GBREB CEO Greg Vasil addressed another key component of the GBREB/uAspire partnership at the breakfast, the College to Career initiative, which provides paid, 6-8 week internships designed to cultivate a more diverse generation of real estate professionals in Greater Boston by connecting students with CRE-related firms. A pilot program was launched last year that matched three students with Colliers International, Leggat McCall Properties and the WinnCompanies, which was expanded this year to include 10 firms, with other commitments pending, and more firms being sought.
“We all know that in the last 15 years, the complexion and the look of Boston has changed,” said Vasil. “And as an industry, we have been leaders in trying to develop the future and encourage young people to (address that change). The internship program was driven by a desire to cultivate and create a more diverse generation of real estate professionals in Boston.”
The event was co-chaired by Larry Curtis of WinnCompanies, who referred to the GBREB Foundation Scholarship as “a down payment on these kids’ future…that will allow our industry to become more diverse, more inclusive, and to better serve all the residents of Greater Boston.” WinnCompanies was one of the intern program pilot firms, sponsoring Kiana Mendes (who also served as student co-master of ceremonies along with Mejia), who received high marks from the firm’s staff and has continues to be advised by her mentors at the firm.
During her keynote, Lt. Governor Polito praised the GBREB/uAspire partnership by saying “that when (the administration) finds things that are working, we need to recognize, spotlight, highlight, and promote them, and try to scale it so that it’s available to more people. uAspire, in partnership with (GBREB) have found something that is working, and that’s why I’m here today.” She then shared how being the first in her family to go to college (and subsequently law school) enabled her to pursue a career in public service on a local level before rising in the government ranks to her present position.

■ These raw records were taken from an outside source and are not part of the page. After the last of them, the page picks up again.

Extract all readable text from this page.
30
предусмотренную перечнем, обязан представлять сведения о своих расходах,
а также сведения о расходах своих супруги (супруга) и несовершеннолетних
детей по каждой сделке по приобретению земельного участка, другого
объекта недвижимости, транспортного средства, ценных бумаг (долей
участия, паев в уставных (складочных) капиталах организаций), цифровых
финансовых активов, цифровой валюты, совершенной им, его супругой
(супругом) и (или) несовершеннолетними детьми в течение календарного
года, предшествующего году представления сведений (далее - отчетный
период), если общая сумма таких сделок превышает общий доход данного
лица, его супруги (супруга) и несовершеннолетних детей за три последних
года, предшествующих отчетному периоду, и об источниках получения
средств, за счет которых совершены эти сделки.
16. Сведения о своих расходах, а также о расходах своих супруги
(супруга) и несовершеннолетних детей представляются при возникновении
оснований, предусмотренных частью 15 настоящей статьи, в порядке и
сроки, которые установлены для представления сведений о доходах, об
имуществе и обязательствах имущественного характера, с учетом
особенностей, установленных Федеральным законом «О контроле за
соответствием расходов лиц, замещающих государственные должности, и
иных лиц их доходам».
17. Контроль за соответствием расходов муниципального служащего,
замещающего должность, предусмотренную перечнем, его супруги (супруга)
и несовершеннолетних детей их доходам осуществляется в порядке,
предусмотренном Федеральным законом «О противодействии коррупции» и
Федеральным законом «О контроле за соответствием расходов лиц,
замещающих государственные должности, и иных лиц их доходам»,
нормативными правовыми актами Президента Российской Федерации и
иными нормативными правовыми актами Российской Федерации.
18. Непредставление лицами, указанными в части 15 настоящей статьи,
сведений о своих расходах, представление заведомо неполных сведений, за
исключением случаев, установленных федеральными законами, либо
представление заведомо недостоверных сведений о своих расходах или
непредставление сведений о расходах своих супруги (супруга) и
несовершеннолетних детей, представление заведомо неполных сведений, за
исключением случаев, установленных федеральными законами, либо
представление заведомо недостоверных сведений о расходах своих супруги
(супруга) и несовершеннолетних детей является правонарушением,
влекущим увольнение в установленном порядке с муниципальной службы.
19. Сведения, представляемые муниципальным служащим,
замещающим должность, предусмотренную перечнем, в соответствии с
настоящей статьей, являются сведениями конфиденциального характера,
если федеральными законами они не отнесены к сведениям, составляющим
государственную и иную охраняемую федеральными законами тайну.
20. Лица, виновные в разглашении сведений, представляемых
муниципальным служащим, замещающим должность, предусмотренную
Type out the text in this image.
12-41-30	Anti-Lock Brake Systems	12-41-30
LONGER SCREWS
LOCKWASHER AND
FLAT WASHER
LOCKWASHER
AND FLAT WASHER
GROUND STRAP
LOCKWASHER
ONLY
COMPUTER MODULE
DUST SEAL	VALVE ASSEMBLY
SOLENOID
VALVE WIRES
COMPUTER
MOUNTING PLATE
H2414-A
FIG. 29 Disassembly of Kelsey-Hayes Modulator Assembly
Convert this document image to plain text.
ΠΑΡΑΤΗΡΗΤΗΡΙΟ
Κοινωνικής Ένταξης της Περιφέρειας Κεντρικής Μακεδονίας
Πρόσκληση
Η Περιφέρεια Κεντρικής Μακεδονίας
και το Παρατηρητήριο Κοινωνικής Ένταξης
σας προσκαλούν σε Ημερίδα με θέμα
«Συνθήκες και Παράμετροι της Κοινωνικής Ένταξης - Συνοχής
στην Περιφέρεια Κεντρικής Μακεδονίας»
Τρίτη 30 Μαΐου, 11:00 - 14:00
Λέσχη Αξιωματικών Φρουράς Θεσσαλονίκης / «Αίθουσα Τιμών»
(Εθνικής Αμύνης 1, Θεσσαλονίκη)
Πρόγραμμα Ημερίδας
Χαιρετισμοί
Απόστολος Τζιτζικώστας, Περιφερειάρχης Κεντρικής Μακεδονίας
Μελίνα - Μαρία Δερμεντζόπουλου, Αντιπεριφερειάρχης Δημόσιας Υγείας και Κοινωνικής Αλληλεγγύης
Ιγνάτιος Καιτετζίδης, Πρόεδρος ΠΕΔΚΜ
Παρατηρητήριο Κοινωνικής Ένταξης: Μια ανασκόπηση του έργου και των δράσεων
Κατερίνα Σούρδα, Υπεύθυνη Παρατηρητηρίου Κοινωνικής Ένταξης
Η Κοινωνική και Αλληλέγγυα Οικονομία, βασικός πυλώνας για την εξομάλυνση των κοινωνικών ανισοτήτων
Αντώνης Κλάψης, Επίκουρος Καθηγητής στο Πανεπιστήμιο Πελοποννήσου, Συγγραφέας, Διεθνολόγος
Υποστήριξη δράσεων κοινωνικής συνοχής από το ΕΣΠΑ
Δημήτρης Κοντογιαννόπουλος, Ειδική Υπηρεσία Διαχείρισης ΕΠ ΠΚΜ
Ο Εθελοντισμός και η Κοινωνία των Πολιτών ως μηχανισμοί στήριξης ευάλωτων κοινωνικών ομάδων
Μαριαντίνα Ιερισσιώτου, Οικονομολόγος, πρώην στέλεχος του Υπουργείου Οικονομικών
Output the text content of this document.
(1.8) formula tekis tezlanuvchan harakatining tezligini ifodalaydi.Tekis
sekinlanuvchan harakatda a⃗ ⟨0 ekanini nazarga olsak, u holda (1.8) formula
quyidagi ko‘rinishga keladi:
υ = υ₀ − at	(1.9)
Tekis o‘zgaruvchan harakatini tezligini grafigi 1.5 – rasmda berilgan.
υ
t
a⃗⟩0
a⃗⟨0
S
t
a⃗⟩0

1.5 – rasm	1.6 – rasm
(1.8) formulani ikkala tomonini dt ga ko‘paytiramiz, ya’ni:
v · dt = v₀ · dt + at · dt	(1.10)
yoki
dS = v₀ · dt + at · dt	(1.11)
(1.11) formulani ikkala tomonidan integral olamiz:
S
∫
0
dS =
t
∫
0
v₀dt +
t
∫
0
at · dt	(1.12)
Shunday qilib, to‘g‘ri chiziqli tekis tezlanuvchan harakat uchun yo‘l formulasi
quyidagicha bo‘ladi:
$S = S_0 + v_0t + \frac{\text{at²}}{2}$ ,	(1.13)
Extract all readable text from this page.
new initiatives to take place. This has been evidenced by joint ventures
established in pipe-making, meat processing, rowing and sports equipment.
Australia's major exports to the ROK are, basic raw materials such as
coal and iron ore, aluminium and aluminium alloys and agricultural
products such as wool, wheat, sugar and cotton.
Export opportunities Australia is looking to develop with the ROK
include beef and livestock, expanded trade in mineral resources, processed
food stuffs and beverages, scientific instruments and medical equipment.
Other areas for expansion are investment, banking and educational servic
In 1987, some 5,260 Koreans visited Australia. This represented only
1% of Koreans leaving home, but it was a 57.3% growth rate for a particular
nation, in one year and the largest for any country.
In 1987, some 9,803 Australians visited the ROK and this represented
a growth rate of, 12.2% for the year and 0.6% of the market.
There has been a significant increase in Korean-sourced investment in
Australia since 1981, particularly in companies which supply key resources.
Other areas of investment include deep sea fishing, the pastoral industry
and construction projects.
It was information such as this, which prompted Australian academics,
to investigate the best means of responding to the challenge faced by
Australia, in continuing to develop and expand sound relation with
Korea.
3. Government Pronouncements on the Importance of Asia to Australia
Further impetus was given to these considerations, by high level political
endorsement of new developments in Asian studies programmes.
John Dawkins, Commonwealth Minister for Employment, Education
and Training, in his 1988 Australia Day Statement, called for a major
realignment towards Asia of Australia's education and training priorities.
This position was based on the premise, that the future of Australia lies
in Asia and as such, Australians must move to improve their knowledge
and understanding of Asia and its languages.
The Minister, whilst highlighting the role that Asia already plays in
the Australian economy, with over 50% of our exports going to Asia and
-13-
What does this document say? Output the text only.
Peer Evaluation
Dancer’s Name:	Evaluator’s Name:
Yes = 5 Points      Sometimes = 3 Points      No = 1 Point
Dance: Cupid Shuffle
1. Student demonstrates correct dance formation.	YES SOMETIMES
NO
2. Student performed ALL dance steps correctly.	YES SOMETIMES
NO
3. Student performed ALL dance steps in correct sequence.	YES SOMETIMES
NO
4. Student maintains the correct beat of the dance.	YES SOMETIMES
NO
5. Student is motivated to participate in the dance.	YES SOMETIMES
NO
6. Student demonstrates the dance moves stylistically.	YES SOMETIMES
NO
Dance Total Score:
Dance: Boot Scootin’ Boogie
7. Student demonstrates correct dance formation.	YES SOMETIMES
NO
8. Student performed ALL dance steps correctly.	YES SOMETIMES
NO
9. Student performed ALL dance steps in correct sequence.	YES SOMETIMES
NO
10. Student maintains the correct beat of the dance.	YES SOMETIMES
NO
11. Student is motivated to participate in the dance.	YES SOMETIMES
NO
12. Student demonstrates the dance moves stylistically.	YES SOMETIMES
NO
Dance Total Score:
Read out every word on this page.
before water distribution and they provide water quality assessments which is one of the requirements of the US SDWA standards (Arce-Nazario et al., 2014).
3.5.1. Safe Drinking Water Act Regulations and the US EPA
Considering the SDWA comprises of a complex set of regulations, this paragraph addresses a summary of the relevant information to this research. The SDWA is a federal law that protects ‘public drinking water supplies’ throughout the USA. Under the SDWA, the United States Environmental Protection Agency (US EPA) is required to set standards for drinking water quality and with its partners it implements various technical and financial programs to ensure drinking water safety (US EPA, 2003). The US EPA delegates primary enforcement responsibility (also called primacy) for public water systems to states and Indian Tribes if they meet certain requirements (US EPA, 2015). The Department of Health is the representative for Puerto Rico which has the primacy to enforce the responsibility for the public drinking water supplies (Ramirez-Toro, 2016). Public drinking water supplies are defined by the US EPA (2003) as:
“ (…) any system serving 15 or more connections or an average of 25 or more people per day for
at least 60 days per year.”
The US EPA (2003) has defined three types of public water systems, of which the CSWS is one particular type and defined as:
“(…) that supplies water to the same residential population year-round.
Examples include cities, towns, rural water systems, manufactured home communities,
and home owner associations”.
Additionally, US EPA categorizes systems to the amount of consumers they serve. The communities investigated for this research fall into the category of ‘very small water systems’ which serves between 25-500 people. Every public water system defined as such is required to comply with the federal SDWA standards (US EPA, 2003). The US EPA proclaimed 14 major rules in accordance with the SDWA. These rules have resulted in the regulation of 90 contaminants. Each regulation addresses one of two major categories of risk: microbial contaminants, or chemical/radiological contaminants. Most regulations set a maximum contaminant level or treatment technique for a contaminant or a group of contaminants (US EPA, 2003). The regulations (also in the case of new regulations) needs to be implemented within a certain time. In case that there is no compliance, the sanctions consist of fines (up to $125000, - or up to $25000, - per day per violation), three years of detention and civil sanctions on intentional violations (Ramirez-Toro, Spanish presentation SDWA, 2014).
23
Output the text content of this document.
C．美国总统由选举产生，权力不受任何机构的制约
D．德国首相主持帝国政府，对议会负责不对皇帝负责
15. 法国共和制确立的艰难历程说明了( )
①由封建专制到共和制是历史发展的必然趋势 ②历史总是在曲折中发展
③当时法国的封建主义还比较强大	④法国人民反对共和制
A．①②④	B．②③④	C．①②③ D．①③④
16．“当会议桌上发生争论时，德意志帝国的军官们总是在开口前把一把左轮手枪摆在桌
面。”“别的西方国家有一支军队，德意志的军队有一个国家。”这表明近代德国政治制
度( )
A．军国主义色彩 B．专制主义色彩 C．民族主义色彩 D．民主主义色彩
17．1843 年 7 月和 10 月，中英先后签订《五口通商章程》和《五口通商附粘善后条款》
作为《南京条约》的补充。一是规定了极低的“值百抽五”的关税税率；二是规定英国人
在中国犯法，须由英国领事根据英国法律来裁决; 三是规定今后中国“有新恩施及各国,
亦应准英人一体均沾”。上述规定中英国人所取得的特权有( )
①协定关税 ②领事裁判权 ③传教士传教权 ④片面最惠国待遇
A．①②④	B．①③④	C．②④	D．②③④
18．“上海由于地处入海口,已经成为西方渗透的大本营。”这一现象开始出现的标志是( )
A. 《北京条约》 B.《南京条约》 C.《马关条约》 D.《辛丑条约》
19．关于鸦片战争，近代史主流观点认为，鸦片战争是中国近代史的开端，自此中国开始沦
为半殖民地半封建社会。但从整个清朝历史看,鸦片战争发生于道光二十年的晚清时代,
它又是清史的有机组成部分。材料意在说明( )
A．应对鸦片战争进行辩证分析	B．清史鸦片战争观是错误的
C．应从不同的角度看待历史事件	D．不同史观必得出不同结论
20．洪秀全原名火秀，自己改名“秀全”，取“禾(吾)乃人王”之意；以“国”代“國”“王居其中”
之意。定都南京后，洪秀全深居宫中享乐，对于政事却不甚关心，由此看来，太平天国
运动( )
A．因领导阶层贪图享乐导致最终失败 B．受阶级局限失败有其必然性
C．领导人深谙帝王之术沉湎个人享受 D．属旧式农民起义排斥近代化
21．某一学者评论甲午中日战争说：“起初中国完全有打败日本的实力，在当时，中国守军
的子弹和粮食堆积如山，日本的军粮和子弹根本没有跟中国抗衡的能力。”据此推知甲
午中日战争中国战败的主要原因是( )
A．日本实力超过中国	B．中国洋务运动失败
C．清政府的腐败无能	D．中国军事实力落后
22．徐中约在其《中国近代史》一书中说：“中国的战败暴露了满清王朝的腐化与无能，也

Kornegay shared her story of leaving home at the age of 15 and dropping out of high school before going back to earn her GED, which allowed her to enroll at the City University of New York-Hunter College. She worked full-time while carrying a full course load, and while there, she learned that the relationships that she developed during her schooling were as important as the education itself. In her senior year, a student advisor encouraged her to pursue a graduate degree and helped her to obtain a full scholarship to MIT’s Center for Real Estate. “I graduated college and graduate school with no debt because of the relationships that I learned to build in college,” she said. “So don’t be afraid to ask for help, because people want to help you.”
Spurr stressed the value of giving back after accepting his award, highlighting not only his family’s involvement through the years with GBREB and BOMA, but also the work that he and Transwestern RBJ’s Michael Joyce have done with Friendship Home, Inc., a non-profit organization serving people with developmental disabilities. Spurr, a musician, closed his acceptance speech (and the event) by singing the chorus from “Desert Pete” a song popularized by the Kingston Trio in 1963 and befitting the spirit of the event. “You’ve got to prime the pump. You must have faith and believe,” sang Spurr. “You’ve got to give of yourself ‘fore you’re worthy to receive.”